For more than six years, the United States Federal Reserve poured money into the domestic economy through many rounds of quantitative easing in an effort to stimulate economic activity following the global financial crisis.
This caused some fund managers to froth at the mouth, predicting apocalyptic levels of inflation.
But the assumption high levels of debt will always lead to high inflation is a misconception, Dean Stewart, Executive Director Fixed Income with Macquarie Investment Management, says in an interview with [i3] Insights.
“Debt and inflation can be highly correlated, but there is a view out there that correlation is causation and we would say it is not,” Stewart says.
The problem is many people will look at the total level of debt in an economy and this view causes distortions because different types of debt each interact in their own way with inflation.
“When there is a lot of demand, when there is a lot of spending activity, people will borrow money to be able to facilitate that demand. When they borrow money, that facilitates more demand,” Stewart says.
“An increase in demand means that companies have to up their output and, therefore, have to fund that increase in capacity growth through debt.
“What happens is that an increase in consumption, an increase in demand, leads to an increase in prices and also to an increase in private sector debt. So there is a high correlation between private sector debt and inflation.
“But prices are slow to move compared to the debt and so you’ll see that private sector debt leads an increase in inflation. It is not causal, but it is correlated and leading.”
Public sector debt, in the form of government spending, has a very different correlation with inflation.
“If you look at public sector debt, it is pretty much the opposite of private debt,” Stewart says.
“Public sector debt rises when there is not a lot of income, there is not a lot of activity and governments try to stimulate activity.
“So what happens is that public sector debt generally rises when there is not a lot of private sector debt growth.”
If you only look at the total level of debt in an economy, these trends will remain hidden.
“If you put public and private debt, which are negatively correlated with each other, together – which people often do, because they look at total debt – that muddies all of the relationships because they offset each other,” Stewart says.
“This is really simple economics; prices are impacted by supply and demand for goods and services.
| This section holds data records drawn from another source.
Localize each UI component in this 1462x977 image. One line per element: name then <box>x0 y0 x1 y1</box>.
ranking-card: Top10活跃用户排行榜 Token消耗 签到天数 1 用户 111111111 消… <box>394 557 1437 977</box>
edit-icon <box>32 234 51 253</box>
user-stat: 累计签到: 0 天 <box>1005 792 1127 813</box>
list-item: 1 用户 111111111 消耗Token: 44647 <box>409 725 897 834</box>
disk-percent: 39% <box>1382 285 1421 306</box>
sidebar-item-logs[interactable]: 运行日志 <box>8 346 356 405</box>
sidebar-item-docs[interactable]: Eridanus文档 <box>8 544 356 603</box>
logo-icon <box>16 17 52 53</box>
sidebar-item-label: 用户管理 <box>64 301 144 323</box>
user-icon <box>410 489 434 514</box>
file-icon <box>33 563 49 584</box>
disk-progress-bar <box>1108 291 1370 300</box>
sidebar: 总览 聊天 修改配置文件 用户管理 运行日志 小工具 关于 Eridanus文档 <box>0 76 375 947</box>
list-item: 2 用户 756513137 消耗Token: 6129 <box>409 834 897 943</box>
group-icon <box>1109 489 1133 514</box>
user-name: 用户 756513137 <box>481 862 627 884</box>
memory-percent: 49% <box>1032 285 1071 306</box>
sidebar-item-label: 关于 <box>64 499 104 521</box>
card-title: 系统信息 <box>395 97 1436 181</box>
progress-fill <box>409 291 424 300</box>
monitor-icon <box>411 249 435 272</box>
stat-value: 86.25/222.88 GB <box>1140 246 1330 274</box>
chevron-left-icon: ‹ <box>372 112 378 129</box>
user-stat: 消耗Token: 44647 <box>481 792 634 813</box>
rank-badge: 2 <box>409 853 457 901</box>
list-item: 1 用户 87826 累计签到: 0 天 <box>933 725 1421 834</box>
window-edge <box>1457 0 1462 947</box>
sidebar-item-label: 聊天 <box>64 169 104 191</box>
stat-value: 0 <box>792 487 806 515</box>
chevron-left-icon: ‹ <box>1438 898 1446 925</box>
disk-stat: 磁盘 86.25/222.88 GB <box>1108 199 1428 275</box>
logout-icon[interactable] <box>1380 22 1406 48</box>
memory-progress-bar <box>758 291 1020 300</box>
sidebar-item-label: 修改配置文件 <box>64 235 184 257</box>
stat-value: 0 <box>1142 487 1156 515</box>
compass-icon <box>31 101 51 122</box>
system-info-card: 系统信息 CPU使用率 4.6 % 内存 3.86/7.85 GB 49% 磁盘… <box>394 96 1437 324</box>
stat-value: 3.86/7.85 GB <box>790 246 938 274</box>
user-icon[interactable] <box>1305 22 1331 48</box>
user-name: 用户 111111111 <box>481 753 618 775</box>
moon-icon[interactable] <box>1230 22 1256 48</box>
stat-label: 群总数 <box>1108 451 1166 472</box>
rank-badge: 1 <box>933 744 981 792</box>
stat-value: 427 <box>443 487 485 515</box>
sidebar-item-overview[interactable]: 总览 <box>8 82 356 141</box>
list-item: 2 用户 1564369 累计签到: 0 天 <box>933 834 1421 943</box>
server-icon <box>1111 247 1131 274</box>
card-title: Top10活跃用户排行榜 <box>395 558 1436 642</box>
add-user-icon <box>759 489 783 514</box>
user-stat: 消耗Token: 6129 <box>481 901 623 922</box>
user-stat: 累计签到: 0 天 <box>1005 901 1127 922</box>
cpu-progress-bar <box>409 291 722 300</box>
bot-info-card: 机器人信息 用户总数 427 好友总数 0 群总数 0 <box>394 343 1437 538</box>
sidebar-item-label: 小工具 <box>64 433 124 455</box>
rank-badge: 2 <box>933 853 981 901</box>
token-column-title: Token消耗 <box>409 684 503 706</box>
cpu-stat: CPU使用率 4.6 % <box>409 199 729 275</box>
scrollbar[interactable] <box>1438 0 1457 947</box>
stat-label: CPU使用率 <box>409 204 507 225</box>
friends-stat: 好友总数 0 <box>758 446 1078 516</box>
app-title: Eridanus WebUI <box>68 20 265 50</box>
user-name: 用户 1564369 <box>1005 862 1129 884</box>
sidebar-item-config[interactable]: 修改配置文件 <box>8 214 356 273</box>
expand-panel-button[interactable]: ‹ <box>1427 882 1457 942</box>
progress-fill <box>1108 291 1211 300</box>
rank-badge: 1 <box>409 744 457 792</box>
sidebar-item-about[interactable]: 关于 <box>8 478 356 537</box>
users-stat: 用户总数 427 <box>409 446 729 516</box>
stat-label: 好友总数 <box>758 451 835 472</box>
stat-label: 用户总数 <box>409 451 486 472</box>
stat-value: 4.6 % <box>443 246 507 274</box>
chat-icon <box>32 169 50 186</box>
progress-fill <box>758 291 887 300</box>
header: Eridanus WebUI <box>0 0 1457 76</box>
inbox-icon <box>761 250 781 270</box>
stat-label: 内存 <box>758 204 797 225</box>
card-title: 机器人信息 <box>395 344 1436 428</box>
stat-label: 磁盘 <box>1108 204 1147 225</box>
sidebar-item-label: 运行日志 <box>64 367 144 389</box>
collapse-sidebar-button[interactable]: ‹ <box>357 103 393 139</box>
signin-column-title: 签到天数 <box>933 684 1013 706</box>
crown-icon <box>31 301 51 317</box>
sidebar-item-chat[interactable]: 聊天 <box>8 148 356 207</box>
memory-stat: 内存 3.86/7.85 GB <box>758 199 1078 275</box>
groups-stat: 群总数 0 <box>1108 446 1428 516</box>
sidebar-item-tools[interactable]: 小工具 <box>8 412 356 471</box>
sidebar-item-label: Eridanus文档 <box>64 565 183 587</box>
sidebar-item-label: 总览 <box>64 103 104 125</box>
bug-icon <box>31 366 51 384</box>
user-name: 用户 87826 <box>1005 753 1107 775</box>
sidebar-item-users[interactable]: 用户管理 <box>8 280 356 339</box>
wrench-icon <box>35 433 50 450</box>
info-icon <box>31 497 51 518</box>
But people tend to almost forget it and think inflation is about money supply and monetary policy.
“You can drop money out of helicopters, but if people don’t use it to buy things with, then you won’t see prices go up.”
Through this lens, inflation is unlikely to make a roaring comeback anytime soon.
“In the current environment, if you look at US household debt, generally speaking it is pretty mild,” Stewart says.
“In the US, we no longer have deleveraging, but we still have fairly low levels of household debt growth.
“On the whole, household debt is low and not increasing very much and corporate sector debt is the same. That indicates that consumption is not particularly strong, that the balance between demand and supply is not very inflationary. We are not really seeing inflation come through.”
You can drop money out of helicopters, but if people don’t use it to buy things with, then you won’t see prices go up
Australia has record levels of household debt, but Stewart points out inflation is largely a global phenomenon and there is little suggestion inflation will rise sharply in Australia alone.
“Australia has actually got the highest household debt-to-income level in the world, so there is fragility in Australia,” he says.
“While Australian debt isn’t suggesting that inflation will rise, there is a concern about financial fragility, and if it does turn, through some sort of crisis event, it will have a negative impact on inflation.”